One of our local billionaires made a couple of significant biotech investments this week, while one of the venerable names from the biotech scene faded away.
—The Bill & Melinda Gates Foundation made its first-ever direct equity investment in a for-profit biotech company last week, when it plunked down $10 million on Research Triangle Park, NC-based Liquidia Technologies. As the foundation’s Doug Holtzman explained to me in an exclusive interview, this deal was crafted to provide maximum flexibility so Liquidia can build out its technology for making vaccines against various scourges of the developing world—instead of being hemmed in to carry out work on one specific project. Separately, my Boston colleague Ryan McBride reported on how Gates personally invested in Cambridge, MA-based Nimbus Discovery, which is seeking to use computer models to improve drug discovery.
—Seattle-based Targeted Genetics is no longer Seattle-based Targeted Genetics.
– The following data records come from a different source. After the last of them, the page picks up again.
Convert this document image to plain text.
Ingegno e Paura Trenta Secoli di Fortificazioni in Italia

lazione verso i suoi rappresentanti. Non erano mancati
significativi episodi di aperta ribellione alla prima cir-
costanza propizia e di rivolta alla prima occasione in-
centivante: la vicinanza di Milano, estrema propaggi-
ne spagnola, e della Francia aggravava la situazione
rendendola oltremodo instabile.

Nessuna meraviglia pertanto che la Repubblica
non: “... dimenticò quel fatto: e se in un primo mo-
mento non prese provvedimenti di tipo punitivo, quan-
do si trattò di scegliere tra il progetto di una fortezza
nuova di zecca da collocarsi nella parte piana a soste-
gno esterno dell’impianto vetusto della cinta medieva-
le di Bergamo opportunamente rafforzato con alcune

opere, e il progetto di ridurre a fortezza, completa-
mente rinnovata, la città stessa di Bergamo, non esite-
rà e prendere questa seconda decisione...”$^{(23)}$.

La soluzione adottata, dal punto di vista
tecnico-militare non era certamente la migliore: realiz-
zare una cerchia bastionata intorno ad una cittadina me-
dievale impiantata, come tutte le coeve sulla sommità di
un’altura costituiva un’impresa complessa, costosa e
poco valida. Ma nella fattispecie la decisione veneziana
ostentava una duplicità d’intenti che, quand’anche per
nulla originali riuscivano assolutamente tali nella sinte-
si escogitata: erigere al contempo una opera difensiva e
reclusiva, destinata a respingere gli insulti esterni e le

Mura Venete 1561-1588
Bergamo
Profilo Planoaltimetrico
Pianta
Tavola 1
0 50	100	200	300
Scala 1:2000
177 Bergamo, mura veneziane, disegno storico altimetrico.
The venerable gene therapy company is now based out of London, goes by the new name AmpliPhi Biosciences, and is primarily focused on anti-bacterial drugs. It’s the end of an era for one of the region’s important companies of the 1990s and early 2000s.
—Calypso Medical Technologies looked to be on the cusp of big things when it raised $50 million in venture capital in September 2009, but it was actually going through hard times, as I explained in a feature story this week. The Seattle-based medical device company struggled through a tough couple of years when hospitals were unwilling to spend big bucks for its radiation-pinpointing technology for prostate cancer, although the new CEO says hospitals are feeling more confident about spending now that the federal healthcare reform law has passed and the stock market is up.
—The Seattle-based Institute for Systems Biology struck yet another collaboration this week, this time through a partnership with Covance to study brain tumors. Terms weren’t disclosed.
—About 1,000 people turned out for the big Life Science Innovation Northwest conference last week put together by the Washington Biotechnology & Biomedical Association, making this the biggest local biotech event in years—or maybe ever. I didn’t have any one major scoop from this confab, but I put together a half-dozen mini-scoops of new information on small companies presenting at this year’s conference. Here are a few companies that I paid close attention to—PhaseRx, Cardiac Insight, Acqueduct Neurosciences, and Integrated Diagnostics.
—This week’s edition of the BioBeat column, now a regular Monday feature, focused on the state of dysfunction in the IPO market for new biotech companies.
—Lastly, we had a guest editorial from Stewart Lyman about how biotech companies sometimes seek advice for all the wrong reasons. If you don’t already, this post will make you think twice about whether to be impressed when a company brags about how it has a Nobel Laureate or two on its scientific advisory board.